The growing awareness of environmental impact and profiling of social and civil rights have led to grass roots opposition and protests against power projects, making it more challenging to build coal and large hydropower plants, as well as transmission grids. A recent Government initiative, Energias 2050, is aimed at creating greater acceptance for progress in energy projects.
The conditions for solar energy are considered to be particularly favourable; however wind has shown strong growth in recent auctions. Auctions rules have been adapted to the variable and intermittent profile of solar and wind by tying contracts to day of time blocks. Winning bids have decreased in price dramatically in the past year as renewables have outcompeted conventional power. The trend has led to concerns about whether thermal power can compete in the future and how security of supply can be guaranteed.
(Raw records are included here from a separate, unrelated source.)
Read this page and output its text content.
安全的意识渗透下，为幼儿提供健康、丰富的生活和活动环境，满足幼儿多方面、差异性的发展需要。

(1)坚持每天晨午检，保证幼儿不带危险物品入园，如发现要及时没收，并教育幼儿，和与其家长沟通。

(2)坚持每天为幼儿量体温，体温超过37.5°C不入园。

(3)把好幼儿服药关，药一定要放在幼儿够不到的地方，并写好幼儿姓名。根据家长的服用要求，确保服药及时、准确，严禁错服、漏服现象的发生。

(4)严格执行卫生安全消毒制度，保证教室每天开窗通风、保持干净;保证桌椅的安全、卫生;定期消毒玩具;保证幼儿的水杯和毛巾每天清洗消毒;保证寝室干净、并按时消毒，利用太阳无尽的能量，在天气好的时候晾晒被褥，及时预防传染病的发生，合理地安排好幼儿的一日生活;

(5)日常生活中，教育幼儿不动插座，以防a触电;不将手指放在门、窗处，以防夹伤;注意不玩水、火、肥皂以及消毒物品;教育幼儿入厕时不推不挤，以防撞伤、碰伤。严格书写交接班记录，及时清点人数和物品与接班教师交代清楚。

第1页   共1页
Given Chile's long and narrow geography, transmission capacity will be a recurring challenge, although promising projects are under way to reinforce the grid and link the northern and central systems. A new transmission law was passed this year that should make transmission planning more forward thinking, and allocate the cost of transmission to the energy users. That law should encourage development of Chile’s vast renewable energy resources found far from load centres. Transmission restrictions and differences between price areas may be a challenge, but also represent a future opportunity for market players.
Electricity demand in Peru was 44.5 TWh in 2015 and 48.3 TWh in 2016. Peru has a relatively stable and robust growing economy. However, the end of the commodity boom has a negative impact on power demand in the short to medium term, primarily due to the mining industry.
Until 2000, the Peruvian power system was dominated by hydropower, with only modest use of natural gas and fuel oil in power generation. The discovery and development of significant gas resources and low, politically-determined gas prices have spurred the development of gas power, accounting for more than half of installed capacity today.
Low spot prices make capital-intensive investments in new power capacity in Peru dependent on subsidised long-term power sales agreements with special incentives for new power generation. The power purchase agreements for Statkraft's Cheves hydropower plant are a result of such a tender process. The current surplus of both power and new projects curbs development of new projects over the medium term.